Select all rows where `Embarked` is equal to "C" - using the keyword approach

In [None]:
(
    pl.read_csv(csv_file)
    .filter(Embarked = "C")
    .head(3)
)

Select all rows where `Embarked` is equal to "C" - use `pl.col` with the text operator rather than the mathematical operator this time

In [None]:
(
    pl.read_csv(csv_file)
    .filter(pl.col("Embarked").eq("C"))
    .head(3)
)

Select all rows where `Embarked` is **not** equal to "C" 

In [None]:
(
    pl.read_csv(csv_file)
    .filter(~pl.col("Embarked").eq("C"))
    .head(3)
)

### Solution to Exercise 2
Add a row number column

In [None]:
(
    pl.read_csv(csv_file)
    .with_row_index("row_nr")
)

Continue by selecting the first 5 rows using `filter` on the row number column

In [None]:
(
    pl.read_csv(csv_file)
    .with_row_index("row_nr")
    .filter(pl.col("row_nr")<5)
)

### Solution to Exercise 3
Partition the `DataFrame` by the `Survived` and `Pclass` columns as a `dict`

In [30]:
survived_pclass_dict = (
    pl.read_csv(csv_file)
    .partition_by("Survived","Pclass",as_dict=True)
)

In [31]:
survived_pclass_dict.keys()

dict_keys([(0, 3), (1, 1), (1, 3), (0, 1), (1, 2), (0, 2)])

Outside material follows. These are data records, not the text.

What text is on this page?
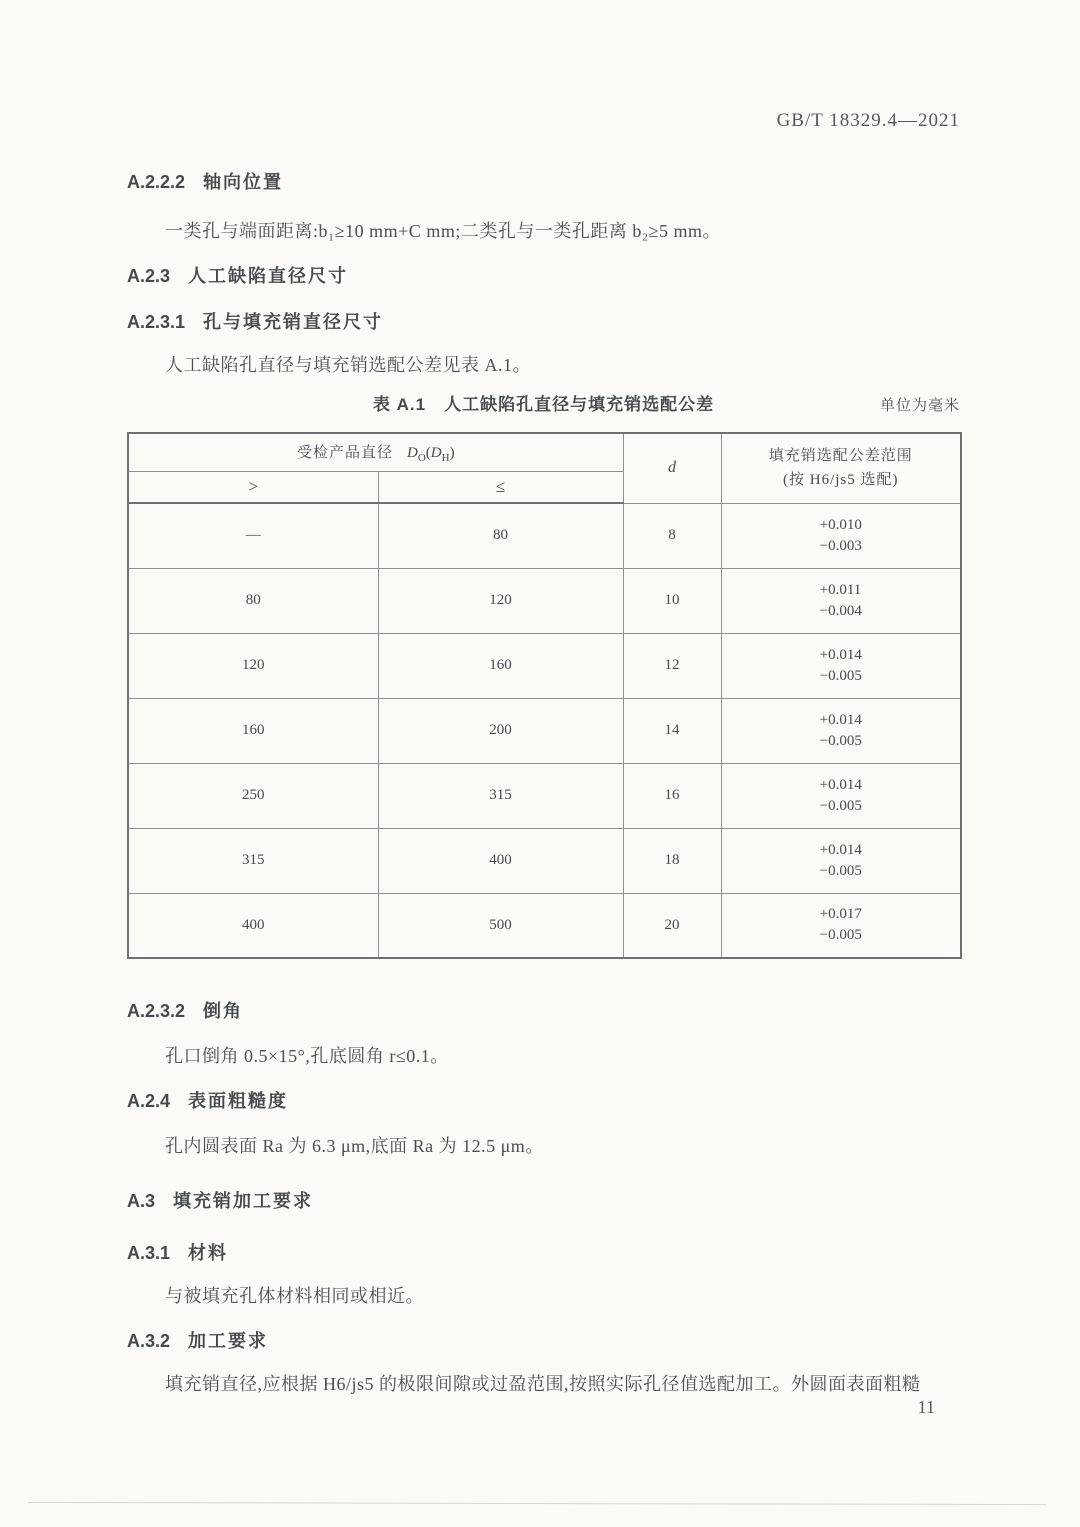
GB/T 18329.4—2021
A.2.2.2 轴向位置
一类孔与端面距离:b₁≥10 mm+C mm;二类孔与一类孔距离 b₂≥5 mm。
A.2.3 人工缺陷直径尺寸
A.2.3.1 孔与填充销直径尺寸
人工缺陷孔直径与填充销选配公差见表 A.1。
表 A.1　人工缺陷孔直径与填充销选配公差	单位为毫米
受检产品直径 $D_O(D_H)$		d	填充销选配公差范围
(按 H6/js5 选配)

>	≤		
—	80	8	+0.010
−0.003

80	120	10	+0.011
−0.004

120	160	12	+0.014
−0.005

160	200	14	+0.014
−0.005

250	315	16	+0.014
−0.005

315	400	18	+0.014
−0.005

400	500	20	+0.017
−0.005
A.2.3.2 倒角
孔口倒角 0.5×15°,孔底圆角 r≤0.1。
A.2.4 表面粗糙度
孔内圆表面 Ra 为 6.3 μm,底面 Ra 为 12.5 μm。
A.3 填充销加工要求
A.3.1 材料
与被填充孔体材料相同或相近。
A.3.2 加工要求
填充销直径,应根据 H6/js5 的极限间隙或过盈范围,按照实际孔径值选配加工。外圆面表面粗糙
11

Return the sub-`DataFrame` with the passengers who did not survive from the third class

In [32]:
(
    survived_pclass_dict[(0,3)]
    .head(2)
)

PassengerId,Survived,Pclass,Name,Sex,Age,SibSp,Parch,Ticket,Fare,Cabin,Embarked
i64,i64,i64,str,str,f64,i64,i64,str,f64,str,str
1,0,3,"""Braund, Mr. Ow…","""male""",22.0,1,0,"""A/5 21171""",7.25,,"""S"""
5,0,3,"""Allen, Mr. Wil…","""male""",35.0,0,0,"""373450""",8.05,,"""S"""


### Solution to Exercise 4
In this exercise we load data from the Spotify charts in a compressed CSV

In [None]:
spotify_csv = "../data/spotify-charts-2017-2021-global-top200.csv.gz"
spotify_df = pl.read_csv(spotify_csv)
spotify_df.head()

Filter the `DataFrame` to find all rows with artist Post Malone

In [None]:
(
    spotify_df
    .filter(
        pl.col("artist") == "Post Malone"
    )
)